Performance is limited on binary classification and symbolic reasoning tasks, which likely require tailored designs.
Performance saturates or even declines when \(k>2\); how to maintain effectiveness in multi-turn refinement remains an open question.
Incorporating erroneous CoTs into training (e.g., via contrastive learning) was not explored, which might further enhance correction capabilities.

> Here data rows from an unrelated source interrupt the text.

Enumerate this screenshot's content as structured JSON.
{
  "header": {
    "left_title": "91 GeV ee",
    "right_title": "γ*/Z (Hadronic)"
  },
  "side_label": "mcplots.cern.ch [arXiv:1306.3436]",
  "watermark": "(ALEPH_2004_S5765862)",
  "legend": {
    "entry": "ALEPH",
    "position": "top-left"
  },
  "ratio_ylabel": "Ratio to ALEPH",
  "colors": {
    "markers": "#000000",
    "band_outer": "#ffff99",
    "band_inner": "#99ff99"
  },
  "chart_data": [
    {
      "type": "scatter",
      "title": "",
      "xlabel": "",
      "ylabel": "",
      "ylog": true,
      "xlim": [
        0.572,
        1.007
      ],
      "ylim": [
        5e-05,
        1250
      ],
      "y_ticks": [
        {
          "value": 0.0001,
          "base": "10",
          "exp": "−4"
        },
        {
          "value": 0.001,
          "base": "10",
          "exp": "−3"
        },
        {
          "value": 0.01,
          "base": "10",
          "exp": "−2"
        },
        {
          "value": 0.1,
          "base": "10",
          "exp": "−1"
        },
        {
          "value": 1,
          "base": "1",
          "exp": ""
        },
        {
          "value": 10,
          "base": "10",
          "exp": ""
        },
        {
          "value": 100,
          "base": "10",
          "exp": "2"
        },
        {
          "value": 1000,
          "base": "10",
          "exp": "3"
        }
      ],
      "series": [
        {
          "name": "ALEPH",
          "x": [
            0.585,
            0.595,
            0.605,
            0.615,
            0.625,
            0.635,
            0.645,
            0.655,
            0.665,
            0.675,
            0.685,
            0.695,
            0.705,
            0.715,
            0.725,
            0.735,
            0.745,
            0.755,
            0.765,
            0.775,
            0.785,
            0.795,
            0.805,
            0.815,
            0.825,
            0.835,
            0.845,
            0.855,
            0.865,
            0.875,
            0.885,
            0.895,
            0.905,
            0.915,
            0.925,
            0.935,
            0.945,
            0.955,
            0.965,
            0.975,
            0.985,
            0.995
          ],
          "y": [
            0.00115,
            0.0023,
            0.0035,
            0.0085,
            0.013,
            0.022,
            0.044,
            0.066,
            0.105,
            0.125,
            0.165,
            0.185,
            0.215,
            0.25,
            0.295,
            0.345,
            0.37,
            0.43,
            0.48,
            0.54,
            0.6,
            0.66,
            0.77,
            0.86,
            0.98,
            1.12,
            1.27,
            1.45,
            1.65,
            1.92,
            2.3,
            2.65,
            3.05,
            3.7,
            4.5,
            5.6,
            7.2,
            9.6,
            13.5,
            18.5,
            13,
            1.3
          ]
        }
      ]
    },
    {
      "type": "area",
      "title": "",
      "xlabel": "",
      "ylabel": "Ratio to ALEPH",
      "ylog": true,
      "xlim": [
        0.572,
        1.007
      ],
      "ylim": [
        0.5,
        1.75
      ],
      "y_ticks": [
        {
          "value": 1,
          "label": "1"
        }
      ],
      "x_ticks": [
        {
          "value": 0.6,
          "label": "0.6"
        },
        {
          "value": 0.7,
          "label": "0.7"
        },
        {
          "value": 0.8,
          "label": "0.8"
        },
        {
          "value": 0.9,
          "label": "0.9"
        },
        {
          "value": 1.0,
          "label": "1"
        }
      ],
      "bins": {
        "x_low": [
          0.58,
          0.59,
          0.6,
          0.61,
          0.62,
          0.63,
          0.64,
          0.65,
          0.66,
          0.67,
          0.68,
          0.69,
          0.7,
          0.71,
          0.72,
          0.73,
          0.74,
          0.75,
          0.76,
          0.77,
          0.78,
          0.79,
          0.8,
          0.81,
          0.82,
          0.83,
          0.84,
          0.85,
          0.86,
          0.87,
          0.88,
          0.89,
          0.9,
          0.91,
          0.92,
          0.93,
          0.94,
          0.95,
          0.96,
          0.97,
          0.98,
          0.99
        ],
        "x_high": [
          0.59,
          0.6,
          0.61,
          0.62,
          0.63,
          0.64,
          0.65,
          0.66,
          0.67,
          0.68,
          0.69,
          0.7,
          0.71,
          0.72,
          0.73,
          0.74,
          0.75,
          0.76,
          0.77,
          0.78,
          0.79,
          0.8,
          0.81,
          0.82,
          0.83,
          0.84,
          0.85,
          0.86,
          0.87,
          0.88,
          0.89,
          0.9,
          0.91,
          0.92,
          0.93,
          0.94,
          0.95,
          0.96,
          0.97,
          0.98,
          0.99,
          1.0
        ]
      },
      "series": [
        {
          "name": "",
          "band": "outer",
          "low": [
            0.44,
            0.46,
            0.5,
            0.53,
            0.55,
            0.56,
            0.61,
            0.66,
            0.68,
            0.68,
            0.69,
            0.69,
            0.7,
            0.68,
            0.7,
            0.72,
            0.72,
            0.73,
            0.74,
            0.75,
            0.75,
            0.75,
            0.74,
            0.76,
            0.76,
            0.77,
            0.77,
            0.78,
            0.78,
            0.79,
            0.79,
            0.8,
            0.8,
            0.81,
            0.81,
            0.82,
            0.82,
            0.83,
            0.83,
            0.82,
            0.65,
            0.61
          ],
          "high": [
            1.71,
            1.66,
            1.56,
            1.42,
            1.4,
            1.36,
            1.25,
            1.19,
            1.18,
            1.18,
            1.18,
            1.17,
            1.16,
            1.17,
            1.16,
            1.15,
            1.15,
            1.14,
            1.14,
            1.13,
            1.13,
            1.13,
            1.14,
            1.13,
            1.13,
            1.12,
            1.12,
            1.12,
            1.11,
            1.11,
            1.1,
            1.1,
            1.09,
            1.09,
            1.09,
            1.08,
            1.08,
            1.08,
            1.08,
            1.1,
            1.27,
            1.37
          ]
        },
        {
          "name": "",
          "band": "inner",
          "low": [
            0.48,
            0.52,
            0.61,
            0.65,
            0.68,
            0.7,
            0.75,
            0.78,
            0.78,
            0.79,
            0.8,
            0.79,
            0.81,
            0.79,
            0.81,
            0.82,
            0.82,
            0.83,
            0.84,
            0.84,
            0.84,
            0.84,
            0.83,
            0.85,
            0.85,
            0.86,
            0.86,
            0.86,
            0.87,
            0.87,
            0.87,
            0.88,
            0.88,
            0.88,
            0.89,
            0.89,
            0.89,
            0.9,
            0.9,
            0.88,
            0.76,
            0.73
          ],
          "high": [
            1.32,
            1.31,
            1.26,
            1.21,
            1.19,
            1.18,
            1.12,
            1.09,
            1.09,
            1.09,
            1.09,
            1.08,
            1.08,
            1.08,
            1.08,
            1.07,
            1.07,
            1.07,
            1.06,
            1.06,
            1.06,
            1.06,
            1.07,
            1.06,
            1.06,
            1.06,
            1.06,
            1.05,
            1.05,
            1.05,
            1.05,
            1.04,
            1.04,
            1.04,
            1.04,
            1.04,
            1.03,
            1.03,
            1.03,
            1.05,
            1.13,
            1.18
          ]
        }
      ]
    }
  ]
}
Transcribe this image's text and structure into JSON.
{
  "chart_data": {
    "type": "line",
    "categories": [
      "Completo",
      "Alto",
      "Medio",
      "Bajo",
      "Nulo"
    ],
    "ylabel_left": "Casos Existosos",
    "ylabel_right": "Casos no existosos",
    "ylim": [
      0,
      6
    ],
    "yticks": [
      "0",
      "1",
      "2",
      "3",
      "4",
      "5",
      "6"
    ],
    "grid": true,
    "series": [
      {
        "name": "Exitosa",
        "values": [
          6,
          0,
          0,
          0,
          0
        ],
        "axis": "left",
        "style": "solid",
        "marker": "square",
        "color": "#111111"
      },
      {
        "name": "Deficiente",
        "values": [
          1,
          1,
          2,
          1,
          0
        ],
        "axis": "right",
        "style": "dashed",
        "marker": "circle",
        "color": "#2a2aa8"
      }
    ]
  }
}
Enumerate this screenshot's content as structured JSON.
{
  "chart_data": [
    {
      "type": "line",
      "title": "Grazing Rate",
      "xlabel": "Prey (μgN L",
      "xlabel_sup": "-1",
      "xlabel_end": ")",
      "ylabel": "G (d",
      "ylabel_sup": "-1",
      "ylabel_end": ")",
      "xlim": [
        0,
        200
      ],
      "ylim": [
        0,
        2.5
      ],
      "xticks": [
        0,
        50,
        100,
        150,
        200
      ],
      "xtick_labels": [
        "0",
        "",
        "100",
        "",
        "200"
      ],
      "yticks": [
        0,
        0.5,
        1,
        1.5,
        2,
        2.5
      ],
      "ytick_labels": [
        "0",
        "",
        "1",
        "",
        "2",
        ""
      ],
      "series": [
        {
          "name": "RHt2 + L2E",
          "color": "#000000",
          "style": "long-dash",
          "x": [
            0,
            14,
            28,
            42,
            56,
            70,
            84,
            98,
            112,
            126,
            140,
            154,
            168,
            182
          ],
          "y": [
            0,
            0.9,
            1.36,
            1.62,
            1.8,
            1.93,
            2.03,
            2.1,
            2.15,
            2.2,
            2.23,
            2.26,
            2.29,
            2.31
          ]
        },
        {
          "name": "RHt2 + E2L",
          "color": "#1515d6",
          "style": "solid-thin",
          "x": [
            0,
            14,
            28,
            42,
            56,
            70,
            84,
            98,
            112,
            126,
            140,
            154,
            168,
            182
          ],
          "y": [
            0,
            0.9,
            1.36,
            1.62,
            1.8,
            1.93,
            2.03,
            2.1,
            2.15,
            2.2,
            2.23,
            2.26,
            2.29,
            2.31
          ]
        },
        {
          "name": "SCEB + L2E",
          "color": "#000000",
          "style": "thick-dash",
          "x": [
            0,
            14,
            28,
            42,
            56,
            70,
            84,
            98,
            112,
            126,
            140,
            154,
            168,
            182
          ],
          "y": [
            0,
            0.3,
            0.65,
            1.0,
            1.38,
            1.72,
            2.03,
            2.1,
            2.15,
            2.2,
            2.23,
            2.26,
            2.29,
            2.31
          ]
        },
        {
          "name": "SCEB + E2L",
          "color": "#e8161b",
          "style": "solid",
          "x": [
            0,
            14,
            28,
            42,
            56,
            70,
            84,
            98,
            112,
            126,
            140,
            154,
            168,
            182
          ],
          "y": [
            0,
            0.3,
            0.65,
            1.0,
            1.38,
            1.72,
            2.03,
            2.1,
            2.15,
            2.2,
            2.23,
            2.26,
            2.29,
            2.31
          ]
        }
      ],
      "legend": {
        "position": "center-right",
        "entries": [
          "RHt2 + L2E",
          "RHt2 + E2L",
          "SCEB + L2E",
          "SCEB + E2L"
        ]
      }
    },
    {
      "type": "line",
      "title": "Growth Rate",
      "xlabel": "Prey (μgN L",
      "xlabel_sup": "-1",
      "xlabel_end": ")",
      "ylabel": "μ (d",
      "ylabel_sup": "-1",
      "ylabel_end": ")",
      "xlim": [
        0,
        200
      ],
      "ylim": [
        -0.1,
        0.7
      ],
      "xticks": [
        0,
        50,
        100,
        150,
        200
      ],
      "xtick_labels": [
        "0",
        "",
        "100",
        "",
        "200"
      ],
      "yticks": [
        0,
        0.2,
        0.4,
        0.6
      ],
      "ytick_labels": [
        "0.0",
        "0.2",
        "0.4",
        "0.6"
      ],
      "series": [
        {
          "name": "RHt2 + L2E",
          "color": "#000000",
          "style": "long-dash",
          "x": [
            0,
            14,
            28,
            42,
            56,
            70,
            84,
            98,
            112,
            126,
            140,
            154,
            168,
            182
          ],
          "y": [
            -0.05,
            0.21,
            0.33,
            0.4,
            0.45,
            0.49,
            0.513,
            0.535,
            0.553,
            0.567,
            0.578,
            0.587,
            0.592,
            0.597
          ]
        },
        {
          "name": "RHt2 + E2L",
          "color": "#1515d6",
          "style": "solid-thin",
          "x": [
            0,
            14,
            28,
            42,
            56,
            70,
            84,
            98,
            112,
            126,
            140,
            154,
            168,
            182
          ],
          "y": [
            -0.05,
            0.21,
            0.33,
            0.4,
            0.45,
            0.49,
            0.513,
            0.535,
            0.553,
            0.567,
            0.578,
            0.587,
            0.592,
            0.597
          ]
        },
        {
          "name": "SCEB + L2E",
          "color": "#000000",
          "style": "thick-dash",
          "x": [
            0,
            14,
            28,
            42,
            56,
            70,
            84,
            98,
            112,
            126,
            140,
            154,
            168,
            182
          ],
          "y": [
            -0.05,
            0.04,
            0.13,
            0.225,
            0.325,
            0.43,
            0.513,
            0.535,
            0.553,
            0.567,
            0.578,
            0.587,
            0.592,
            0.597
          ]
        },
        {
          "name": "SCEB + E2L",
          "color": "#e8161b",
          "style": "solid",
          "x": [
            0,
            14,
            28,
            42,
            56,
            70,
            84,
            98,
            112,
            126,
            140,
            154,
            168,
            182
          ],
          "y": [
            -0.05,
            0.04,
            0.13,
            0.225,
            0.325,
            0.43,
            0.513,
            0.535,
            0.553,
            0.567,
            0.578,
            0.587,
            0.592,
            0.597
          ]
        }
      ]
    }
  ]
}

vs Self-Consistency (Wang et al. 2023): SC independently samples multiple CoTs and votes on them, whereas DCoT sequentially generates and integrates them. DCoT inherits the advantage of letting subsequent CoTs reference previous reasoning paths.
vs Self-Correction (Madaan et al. 2023): Traditional self-correction requires a two-stage process (generation + critique), while DCoT implicitly embeds correction within a single inference, making it more streamlined.
vs STaR (Zelikman et al. 2022): STaR utilizes reinforcement learning to improve reasoning, whereas DCoT purely relies on SFT, which is simpler to implement.

Rating¶

Novelty: ⭐⭐⭐⭐ Simple yet effective; the insight that "changing the training format equals acquiring a new ability" is highly inspiring.
Experimental Thoroughness: ⭐⭐⭐⭐⭐ Spans multiple model families (Phi, LLaMA), scales (1.3B to 70B), and task types, supplemented by human evaluation.
Writing Quality: ⭐⭐⭐⭐ Clear structure and rigorous experimental design.
Value: ⭐⭐⭐⭐ Highly practical, directly applicable to existing instruction fine-tuning pipelines.